The group said in a statement it would like to meet Abbott and other state officials to discuss the resettlement of Syrian refugees.
The head of the Texas health commission, Chris Traylor, wrote to the group last week: “We have been unable to achieve cooperation with your agency. Specifically, your agency insists on resettling certain refugees from Syria in the near future.”
Texas leads the United States in resettling Syrian refugees from their country’s four-year civil war. But it became one of the first of more than 30 U.S. states to say they would refuse to accept Syrian refugees in statements following the deadly Paris attacks this month.
The opposition was part of a backlash against President Barack Obama’s plan to accept 10,000 Syrian refugees in the coming year.
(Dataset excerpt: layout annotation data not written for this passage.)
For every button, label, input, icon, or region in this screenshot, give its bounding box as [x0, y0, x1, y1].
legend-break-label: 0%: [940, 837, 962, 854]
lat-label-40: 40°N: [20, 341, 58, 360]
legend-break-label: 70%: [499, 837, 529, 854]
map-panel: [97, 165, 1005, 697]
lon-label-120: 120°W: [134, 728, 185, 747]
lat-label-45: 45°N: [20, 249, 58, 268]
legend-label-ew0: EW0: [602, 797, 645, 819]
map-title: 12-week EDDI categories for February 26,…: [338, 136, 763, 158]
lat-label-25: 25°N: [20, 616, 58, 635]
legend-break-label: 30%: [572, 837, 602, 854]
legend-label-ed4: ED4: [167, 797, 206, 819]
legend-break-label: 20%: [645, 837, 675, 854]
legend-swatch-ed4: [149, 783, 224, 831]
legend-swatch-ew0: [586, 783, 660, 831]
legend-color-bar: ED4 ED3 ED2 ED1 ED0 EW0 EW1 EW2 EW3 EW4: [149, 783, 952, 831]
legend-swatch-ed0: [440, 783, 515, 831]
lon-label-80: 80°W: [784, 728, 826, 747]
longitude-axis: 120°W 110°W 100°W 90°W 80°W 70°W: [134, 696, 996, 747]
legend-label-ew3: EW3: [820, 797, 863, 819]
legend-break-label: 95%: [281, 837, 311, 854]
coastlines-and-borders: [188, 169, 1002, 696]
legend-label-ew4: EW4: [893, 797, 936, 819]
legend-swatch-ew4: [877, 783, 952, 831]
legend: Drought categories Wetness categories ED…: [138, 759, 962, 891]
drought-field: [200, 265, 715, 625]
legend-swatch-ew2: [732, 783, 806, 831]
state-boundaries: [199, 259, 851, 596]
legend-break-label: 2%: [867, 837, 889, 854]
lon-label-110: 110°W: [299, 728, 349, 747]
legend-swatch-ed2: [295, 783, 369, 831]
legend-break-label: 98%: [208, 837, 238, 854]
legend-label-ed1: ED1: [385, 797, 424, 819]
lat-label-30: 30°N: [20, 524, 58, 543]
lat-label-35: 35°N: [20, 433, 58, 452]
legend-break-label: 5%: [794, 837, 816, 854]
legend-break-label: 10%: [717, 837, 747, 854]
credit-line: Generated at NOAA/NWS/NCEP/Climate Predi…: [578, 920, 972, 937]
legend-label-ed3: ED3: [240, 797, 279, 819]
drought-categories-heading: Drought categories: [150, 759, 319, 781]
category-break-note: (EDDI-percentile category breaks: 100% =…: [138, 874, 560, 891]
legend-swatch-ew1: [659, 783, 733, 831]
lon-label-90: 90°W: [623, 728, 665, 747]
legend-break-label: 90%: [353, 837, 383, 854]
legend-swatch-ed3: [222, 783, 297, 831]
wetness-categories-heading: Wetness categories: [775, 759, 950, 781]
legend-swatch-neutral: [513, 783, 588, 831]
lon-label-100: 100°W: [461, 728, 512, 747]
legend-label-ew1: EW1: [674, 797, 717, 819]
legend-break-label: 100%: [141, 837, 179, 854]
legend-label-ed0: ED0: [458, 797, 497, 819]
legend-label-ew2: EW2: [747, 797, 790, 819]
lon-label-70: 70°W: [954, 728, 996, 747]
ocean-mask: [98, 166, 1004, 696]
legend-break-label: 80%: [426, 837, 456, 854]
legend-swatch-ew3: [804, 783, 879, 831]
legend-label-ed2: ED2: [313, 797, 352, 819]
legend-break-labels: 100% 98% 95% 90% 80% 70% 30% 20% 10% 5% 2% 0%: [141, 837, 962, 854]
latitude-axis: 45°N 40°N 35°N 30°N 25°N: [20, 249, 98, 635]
The U.S. House of Representatives, defying a veto threat by Obama, has passed Republican-backed legislation to suspend the refugee program.
Refugee advocates have said the governors have no legal power to exclude entry based on a person’s nationality to anyone in the United States legally.
They have also argued that the governors, mostly Republicans, are targeting those who are overwhelmingly victims rather than perpetrators of violence in Syria.The Texas commission said other resettlement agencies had agreed to find alternative placement options for Syrians who would otherwise relocate to Texas.
Texas has housed 180 Syrian refugees since Syria’s civil war began in 2011, according to the U.S. Department of Health and Human Services.